NOTE: REINDEX DATABASE and SYSTEM can create indexes for only the current database. Therefore, name must be the same as the current database name.
FORCE
Specifies an invalid option, which will be ignored.
partition_name
Specifies the name of the partition or index partition to be recreated.
Value range:
- If REINDEX INDEX is used, specify the name of an index partition.
- If it is REINDEX TABLE, specify the name of a partition.
- If it is REINDEX INTERNAL TABLE, specify the name of a partition in a column-store partitioned table.
NOTICE: REINDEX DATABASE and REINDEX SYSTEM type cannot be performed in transaction blocks.
Examples
-- Create a row-store table tpcds.customer_t1 and create an index on the c_customer_sk column in the table.

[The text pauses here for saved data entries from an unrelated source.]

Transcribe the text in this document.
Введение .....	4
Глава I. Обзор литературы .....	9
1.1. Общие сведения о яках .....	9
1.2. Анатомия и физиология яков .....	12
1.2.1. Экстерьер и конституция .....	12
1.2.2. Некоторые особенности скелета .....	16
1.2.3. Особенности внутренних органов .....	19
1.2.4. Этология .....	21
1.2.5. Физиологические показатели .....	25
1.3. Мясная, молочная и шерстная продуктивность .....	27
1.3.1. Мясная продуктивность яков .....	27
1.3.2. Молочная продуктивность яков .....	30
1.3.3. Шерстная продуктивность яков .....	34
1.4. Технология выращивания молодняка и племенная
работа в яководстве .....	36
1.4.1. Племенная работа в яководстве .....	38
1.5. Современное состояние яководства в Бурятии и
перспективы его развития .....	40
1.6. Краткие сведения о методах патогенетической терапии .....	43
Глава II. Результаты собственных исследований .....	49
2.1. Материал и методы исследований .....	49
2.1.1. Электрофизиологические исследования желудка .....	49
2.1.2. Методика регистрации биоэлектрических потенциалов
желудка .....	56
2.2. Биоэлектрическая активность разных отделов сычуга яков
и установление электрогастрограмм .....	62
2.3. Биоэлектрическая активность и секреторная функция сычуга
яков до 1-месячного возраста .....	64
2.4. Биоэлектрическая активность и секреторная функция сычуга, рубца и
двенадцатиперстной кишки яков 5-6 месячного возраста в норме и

openGauss=# CREATE TABLE tpcds.customer_t1
(
c_customer_sk integer not null,
c_customer_id char(16) not null,
c_current_cdemo_sk integer ,
c_current_hdemo_sk integer ,
c_current_addr_sk integer ,
c_first_shipto_date_sk integer ,
c_first_sales_date_sk integer ,
c_salutation char(10) ,
c_first_name char(20) ,
c_last_name char(30) ,
c_preferred_cust_flag char(1) ,
c_birth_day integer ,
c_birth_month integer ,
c_birth_year integer ,
c_birth_country varchar(20) ,
c_login char(13) ,
c_email_address char(50) ,
c_last_review_date char(10)
)
WITH (orientation = row);
openGauss=# CREATE INDEX tpcds_customer_index1 ON tpcds.customer_t1 (c_customer_sk);
openGauss=# INSERT INTO tpcds.customer_t1 SELECT * FROM tpcds.customer WHERE c_customer_sk < 10;
-- Rebuild a single index.
openGauss=# REINDEX INDEX tpcds.tpcds_customer_index1;
-- Rebuild a single index concurrently.
openGauss=# REINDEX INDEX CONCURRENTLY tpcds.tpcds_customer_index1;
-- Rebuild all indexes in the tpcds.customer_t1 table:
openGauss=# REINDEX TABLE tpcds.customer_t1;
-- Rebuild all indexes in the tpcds.customer_t1 table concurrently:
openGauss=# REINDEX TABLE CONCURRENTLY tpcds.customer_t1;
-- Delete the tpcds.customer_t1 table.
openGauss=# DROP TABLE tpcds.customer_t1;
Suggestions
INTERNAL TABLE
This scenario is used for fault recovery. You are not advised to perform concurrent operations.
DATABASE
You are not allowed to re-index a database in a transaction.
SYSTEM
You are not allowed to re-index system catalogs in transactions.